The RSLPF includes The Royal Saint Lucia Police Band, which is a specialised department within the Royal Saint Lucia Police Force. The Band consists of Police Constables (PC and SPC), as well as Trainee and Supervising ranks who specialise in Music and Arts.

The Band rank structure is that of the same as most units within the RSLPF. Most members hold the rank of Police Constable (PC and SPC) or above. These ranks carry out and conduct the duties and responsibilities of a State Commissioned Police Officer (Law Enforcement) with the exception being Band Cadets and Band Apprentices; both of which are trainee ranks not sworn to uphold the law by oath.

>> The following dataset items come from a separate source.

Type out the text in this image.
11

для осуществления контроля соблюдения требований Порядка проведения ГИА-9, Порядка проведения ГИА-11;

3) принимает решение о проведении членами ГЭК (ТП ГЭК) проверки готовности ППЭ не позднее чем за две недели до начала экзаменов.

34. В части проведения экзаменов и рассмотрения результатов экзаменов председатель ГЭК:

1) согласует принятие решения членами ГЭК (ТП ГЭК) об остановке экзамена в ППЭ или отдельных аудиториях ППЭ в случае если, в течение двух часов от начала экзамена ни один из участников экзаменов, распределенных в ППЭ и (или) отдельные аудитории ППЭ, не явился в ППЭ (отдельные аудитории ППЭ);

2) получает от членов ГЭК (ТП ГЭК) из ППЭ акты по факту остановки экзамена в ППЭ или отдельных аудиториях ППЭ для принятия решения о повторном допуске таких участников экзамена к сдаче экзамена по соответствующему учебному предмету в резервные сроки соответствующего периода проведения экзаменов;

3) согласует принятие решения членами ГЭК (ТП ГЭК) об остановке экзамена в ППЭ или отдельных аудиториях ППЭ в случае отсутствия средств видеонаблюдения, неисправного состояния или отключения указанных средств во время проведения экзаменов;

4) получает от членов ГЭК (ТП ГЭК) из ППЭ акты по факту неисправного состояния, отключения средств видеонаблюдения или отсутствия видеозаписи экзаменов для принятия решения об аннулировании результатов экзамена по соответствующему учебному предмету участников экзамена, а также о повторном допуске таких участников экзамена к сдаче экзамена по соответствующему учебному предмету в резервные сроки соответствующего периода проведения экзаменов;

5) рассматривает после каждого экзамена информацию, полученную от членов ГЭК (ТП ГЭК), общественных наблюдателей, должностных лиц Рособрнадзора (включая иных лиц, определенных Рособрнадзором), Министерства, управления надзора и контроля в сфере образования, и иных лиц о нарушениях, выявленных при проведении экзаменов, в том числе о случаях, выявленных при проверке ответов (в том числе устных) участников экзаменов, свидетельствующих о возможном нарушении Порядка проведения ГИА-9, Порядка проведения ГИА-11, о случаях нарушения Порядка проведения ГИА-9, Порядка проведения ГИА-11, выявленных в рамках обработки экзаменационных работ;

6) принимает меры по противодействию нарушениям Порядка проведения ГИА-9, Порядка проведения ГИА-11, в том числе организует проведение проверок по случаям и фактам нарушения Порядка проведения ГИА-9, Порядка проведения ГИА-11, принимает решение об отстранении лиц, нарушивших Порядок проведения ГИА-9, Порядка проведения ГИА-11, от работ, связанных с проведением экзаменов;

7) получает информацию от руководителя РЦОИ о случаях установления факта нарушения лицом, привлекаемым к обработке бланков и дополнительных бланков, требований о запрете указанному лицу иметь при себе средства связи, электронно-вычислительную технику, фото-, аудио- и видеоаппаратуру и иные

The RSLPB has hosted bands such as the Hampshire Band and the Royal Barbados Police Band. It is revered as one of the best-uniformed marching bands in the Eastern Caribbean. It was founded on 18 June 1947 under the direction of Nathaniel Griffith and consisting of 6 policemen. Since its establishment, it has increased sevenfold to the size of 42, a number that includes 4 females. The Band are well known for performances at state events such as the Independence Day Parade in Castries and Remembrance Sunday celebrations.

== Policing ==
In 2015 the Saint Lucia police said that they were under-resourced, with not enough police officers to keep up with the crime case load.

=== Operation Restore Confidence ===
The Saint Lucia police have been accused of keeping death lists and carrying out extrajudicial killings of suspected criminals in an attempt to make St Lucia more attractive to tourists. Shootings by police took place in 2010 and 2011 during a security drive called Operation Restore Confidence, which was aimed at reducing violent crime and boosting tourism following the murder of a British tourist.

A report by independent investigators from the Jamaica Constabulary Force in 2015 claimed that officers from the Royal St. Lucia Police Force staged a dozen killings of suspected criminals. The police then reported the killings as murders committed by unknown assailants, planting weapons at the scene. In August 2013 the US government suspended assistance to the Saint Lucia police in light of rumours of the extrajudicial killings. In June 2021, the United States restored assistance to selected units of the RSLPF, such as the Immigration and Marine Units.

=== Controversies ===
In May 2026, the RSLPF received strong criticism over the handling of the case of intimate partner violence that ended in the murder of Joy St. Omer at the hands of her former husband, who had been accused numerous times over the previous months of assaulting and harassing her. While the RSLPF launched its own inquiry into the killing, journalists, Saint Lucian society and the victim's family demanded an independent inquiry to clear responsibilities.